Опять же, природа всякого рода мирских дел, особенно требующих больших усилий, спешки или беспокойства, такова, что они отталкивают религию и держат ее далекой от ума. Вопрос в том, насколько такое состояние души вообще можно назвать недостатком серьезности; скорее это уже холод и безразличие к религиозным вопросам. Можно ли сказать, что это несерьезность? Отчасти так, ибо мы никогда не бываем серьезными в любом деле, которое считаем пустяковым. Обычно мы рассматриваем как пустяк всякую вещь, которая не затрагивает ни одной части наших привычных мыслей, по крайней мере по сравнению с другими вещами.  Этот мир даже в невинных вещах, которые нас радуют, имеет одну тенденцию, неблагоприятную для нас: он притупляет религиозное чувство. Но разве это все, что он может сделать? Если мы стремимся к тому сильному направлению, которое религия способна придать нашим мыслям, то, когда бы мы ни задумались о ней вообще, сильный интерес, который она представляет для нас, может позволить  ей одержать победу в состязании с миром. Но есть и другой противник, которому нужно противостоять гораздо больше, и это чувственность, пристрастие к чувственным удовольствиям.

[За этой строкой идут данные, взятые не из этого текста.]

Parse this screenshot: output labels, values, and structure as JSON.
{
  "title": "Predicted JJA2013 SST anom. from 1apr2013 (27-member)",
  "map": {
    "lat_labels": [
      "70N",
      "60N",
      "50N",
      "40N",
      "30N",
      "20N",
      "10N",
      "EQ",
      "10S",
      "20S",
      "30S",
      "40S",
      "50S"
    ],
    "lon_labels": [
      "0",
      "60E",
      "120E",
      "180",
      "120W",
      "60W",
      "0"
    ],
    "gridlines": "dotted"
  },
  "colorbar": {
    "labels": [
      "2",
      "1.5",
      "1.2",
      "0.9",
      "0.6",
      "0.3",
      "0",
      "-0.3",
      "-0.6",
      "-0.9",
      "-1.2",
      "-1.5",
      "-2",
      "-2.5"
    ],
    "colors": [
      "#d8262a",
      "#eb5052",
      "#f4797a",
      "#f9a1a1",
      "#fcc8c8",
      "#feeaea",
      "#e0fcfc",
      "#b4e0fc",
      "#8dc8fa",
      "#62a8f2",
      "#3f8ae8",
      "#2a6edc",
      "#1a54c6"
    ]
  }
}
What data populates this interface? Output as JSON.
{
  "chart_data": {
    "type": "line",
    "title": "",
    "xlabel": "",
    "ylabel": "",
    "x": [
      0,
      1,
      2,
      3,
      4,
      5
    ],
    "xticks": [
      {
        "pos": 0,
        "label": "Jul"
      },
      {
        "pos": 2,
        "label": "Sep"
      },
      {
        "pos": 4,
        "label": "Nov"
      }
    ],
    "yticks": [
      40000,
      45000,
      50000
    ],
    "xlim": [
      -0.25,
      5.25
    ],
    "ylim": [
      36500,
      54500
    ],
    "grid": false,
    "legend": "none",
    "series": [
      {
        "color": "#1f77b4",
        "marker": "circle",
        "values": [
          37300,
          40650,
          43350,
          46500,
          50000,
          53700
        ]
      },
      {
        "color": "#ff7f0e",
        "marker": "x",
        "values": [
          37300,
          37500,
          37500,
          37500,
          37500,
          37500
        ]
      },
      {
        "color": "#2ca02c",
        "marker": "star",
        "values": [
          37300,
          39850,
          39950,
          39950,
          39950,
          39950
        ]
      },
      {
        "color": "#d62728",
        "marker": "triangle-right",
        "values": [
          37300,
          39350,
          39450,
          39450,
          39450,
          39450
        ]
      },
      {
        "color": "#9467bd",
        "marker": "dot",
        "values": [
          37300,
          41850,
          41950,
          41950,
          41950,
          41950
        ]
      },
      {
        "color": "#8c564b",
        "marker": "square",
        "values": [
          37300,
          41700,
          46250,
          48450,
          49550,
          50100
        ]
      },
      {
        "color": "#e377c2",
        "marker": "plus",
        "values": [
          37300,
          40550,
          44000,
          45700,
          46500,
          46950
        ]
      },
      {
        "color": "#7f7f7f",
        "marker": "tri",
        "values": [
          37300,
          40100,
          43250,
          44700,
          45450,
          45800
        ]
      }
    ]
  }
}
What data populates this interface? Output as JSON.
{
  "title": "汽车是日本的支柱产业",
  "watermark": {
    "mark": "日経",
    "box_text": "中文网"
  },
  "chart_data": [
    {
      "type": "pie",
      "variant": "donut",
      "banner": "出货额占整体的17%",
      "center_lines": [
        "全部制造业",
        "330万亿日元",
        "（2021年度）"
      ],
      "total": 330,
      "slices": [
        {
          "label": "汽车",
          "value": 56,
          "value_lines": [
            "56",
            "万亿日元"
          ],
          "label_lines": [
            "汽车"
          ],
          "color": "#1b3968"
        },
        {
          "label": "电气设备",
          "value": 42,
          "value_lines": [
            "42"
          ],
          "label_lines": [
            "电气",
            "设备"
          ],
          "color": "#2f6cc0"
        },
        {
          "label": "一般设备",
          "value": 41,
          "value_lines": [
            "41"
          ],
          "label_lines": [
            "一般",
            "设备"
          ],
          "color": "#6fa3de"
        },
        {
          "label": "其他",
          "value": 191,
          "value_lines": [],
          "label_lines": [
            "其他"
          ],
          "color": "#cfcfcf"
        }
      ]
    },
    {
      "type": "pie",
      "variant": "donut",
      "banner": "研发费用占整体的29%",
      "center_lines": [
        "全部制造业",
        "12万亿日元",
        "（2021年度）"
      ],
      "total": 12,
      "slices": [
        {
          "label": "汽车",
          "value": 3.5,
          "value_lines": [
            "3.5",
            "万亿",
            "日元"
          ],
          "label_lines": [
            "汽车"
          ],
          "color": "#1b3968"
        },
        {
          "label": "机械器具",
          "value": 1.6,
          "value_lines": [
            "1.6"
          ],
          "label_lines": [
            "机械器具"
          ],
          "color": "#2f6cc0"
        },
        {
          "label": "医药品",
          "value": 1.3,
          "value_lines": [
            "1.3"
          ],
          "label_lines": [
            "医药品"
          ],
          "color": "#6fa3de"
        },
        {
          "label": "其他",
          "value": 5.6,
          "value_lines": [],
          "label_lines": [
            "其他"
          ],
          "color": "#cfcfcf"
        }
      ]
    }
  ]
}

Плоть, которая борется против  духа - вот та война, которая ведется внутри нас.
Таким образом, независимо от того, что может быть причиной искушений, как грехи, как преступления против Божьих заповедей, оказывают специфическое воздействие на сердце человека в разрушении религиозного принципа внутри него, или, что еще более несомненно, в предотвращении формирования этого принципа. Они либо делают слова и поведение человека откровенно мирскими, отвергающими и презирающими религию, и сводят ее на нет, или же постепенно вызывают неизменное отвращение к религиозным предметам и неприязнь к ним, и нежелание входить в эти проблемы любым способом, каким бы то ни было. Что сознательный грешник должен противопоставить себя религии, которая не терпит никакого греха, не стоит удивляться. Он против религии, потому что религия против его образа жизни, в который он вступил и который он не чувствует себя готовым оставить. Но это еще не все и даже не самое главное. Эффект, на который мы намекаем, не так рационален или связан с аргументами, как многое другое. Это своеобразное воздействие на ум, при котором сердце становится невосприимчивым к религиозным впечатлениям, неспособным к  серьезному отношение к религии, и этот эффект принадлежит грехам чувственности больше, чем  другим грехам. На самом деле это расположение, которое почти повсеместно вытекает отсюда.
Обычно мы измеряем важность вещей не тем, что они есть на самом деле, но по общему согласию и по отношению к пространству и месту, которые они занимают в нашем мнении. Наши дела, стремления, достижения, потери, состояния сильно занимают наши умы, имеем ли мы в виду часы или усилия, которые мы тратим на размышления о них. Религия обычно занимает гораздо меньшее место в нашей мысли и по времени, и по серьезности, и результатом является то, что мирские интересы становятся для нас самой серьезной вещью, а религия по сравнению с ними  оказывается пустяком. Деловые люди, как правило, серьезны, но вся их серьезность поглощена мыслями о мирских делах. В религии они обычно не более серьезны, чем самые легкомысленные из людей, не придающие ей почти никакого значения.
Опять же: недостаток должной серьезности в религии почти наверняка  будет следствием отсутствия религиозных обрядов и упражнений или отказа от них. Некоторые с рождения не участвовали ни в каких религиозных обрядах и таинствах и никогда не практиковали каких-либо упражнений; некоторые делали это очень редко. Есть и другие - и многие боятся, что это описание подойдет к ним - кто, находясь под руководством своих родителей, часто посещал религиозные службы и был обучен многим упражнениям, но, когда они вышли в жизнь и стали сами себе хозяевами, и почувствовали вкус мирских удовольствий и дел ради себя, оставили эти обязанности в целом или в большой степени.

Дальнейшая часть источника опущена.